Entre quarantaine et décès de nombreux résidents, la pandémie a bouleversé la vie au sein des maisons de retraite. Le spectre du coronavirus va-t-il transformer durablement le modèle de prise en charge des aînés? «Les établissements médico-sociaux, tout comme les résidents et leurs proches, devront s’armer de patience, car le chemin vers un retour à la normalité sera long», répond Markus Leser, responsable du domaine spécialisé personnes âgées de Curaviva, l’association faîtière des institutions au service des personnes ayant besoin de soutien.

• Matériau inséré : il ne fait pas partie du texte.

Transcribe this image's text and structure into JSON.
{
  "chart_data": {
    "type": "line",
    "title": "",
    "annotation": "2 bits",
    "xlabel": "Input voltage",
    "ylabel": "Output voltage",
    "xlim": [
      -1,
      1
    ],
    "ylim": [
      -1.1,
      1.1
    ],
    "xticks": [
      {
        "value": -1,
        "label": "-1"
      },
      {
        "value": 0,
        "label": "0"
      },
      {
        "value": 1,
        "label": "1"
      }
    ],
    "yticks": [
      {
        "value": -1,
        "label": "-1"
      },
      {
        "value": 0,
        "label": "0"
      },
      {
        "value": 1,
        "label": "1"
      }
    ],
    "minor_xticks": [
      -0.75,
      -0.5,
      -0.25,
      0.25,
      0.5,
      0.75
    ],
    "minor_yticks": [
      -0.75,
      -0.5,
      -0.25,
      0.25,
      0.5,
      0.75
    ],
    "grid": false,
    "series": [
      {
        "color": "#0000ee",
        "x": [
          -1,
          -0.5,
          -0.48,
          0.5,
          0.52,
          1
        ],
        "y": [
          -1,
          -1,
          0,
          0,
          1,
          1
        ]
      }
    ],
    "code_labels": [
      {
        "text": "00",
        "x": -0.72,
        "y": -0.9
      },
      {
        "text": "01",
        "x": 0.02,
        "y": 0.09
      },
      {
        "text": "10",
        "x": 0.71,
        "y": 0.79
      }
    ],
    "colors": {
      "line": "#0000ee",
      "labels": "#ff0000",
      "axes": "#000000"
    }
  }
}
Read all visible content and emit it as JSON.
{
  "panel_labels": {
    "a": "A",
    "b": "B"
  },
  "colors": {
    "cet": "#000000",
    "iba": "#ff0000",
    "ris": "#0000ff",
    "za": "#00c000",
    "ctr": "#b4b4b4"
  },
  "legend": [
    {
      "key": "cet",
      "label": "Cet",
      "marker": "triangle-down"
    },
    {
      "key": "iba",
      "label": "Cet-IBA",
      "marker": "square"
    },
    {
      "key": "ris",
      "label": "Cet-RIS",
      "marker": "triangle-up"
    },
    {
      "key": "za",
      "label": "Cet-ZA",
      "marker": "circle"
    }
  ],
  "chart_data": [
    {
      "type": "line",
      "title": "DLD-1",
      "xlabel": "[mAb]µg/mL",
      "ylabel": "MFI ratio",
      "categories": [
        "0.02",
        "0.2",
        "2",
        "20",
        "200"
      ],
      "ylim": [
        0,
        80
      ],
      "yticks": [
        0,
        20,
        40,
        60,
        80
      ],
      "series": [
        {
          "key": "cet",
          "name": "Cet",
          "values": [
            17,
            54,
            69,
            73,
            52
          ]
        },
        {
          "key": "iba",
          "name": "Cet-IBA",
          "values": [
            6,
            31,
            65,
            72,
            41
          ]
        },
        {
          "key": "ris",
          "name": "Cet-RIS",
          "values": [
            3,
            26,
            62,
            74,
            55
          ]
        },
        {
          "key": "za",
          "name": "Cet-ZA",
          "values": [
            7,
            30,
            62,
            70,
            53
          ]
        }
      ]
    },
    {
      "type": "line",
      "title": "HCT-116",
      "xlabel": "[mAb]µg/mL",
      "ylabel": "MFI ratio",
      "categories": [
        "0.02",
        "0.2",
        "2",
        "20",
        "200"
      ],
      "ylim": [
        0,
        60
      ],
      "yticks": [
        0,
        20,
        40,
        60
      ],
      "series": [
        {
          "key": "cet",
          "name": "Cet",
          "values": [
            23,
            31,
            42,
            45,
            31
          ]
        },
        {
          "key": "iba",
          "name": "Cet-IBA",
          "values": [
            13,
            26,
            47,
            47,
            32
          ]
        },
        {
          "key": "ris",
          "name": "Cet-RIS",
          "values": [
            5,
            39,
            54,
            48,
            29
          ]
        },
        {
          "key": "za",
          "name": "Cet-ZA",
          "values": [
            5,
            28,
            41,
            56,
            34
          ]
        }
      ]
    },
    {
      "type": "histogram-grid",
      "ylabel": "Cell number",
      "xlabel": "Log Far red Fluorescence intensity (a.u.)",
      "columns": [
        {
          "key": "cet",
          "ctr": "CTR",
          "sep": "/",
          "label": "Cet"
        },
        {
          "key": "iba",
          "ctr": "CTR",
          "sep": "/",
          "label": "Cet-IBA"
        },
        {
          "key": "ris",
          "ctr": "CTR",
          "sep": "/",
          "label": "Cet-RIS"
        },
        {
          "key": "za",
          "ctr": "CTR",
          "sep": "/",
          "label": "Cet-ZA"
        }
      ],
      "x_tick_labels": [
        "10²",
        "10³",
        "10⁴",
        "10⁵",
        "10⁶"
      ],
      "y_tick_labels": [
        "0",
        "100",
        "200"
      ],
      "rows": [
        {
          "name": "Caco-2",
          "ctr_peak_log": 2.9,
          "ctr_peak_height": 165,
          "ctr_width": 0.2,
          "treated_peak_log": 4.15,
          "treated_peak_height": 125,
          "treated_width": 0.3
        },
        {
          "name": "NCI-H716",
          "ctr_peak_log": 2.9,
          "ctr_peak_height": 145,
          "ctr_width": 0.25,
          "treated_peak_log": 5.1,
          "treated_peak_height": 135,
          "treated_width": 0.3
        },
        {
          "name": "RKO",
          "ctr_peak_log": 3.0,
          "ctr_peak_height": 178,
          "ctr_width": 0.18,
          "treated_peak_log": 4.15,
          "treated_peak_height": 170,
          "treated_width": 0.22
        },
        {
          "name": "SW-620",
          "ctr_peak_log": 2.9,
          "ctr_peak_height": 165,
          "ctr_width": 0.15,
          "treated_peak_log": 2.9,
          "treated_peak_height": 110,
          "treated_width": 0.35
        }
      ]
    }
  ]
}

Le spécialiste ne craint toutefois pas de voir des personnes âgées renoncer à entrer en institution par crainte d’une contamination. «Une entrée dans un foyer est avant tout motivée par le besoin de soins. Cet aspect pèse plus lourd que le risque d’infection, qui existe en fin de compte aussi dans d’autres endroits», affirme Markus Leser. Il rappelle aussi que de nombreux seniors vulnérables, vivant à domicile, ont aussi énormément souffert de la solitude. Peut-être encore davantage que les résidents des maisons de retraite, qui ont conservé la possibilité d’échanger avec le personnel soignant.
Mais le véritable défi imposé par la crise aux directions des EMS réside dans la difficile pesée d’intérêt entre protection des résidents et préservation de leurs libertés, estime Markus Leser.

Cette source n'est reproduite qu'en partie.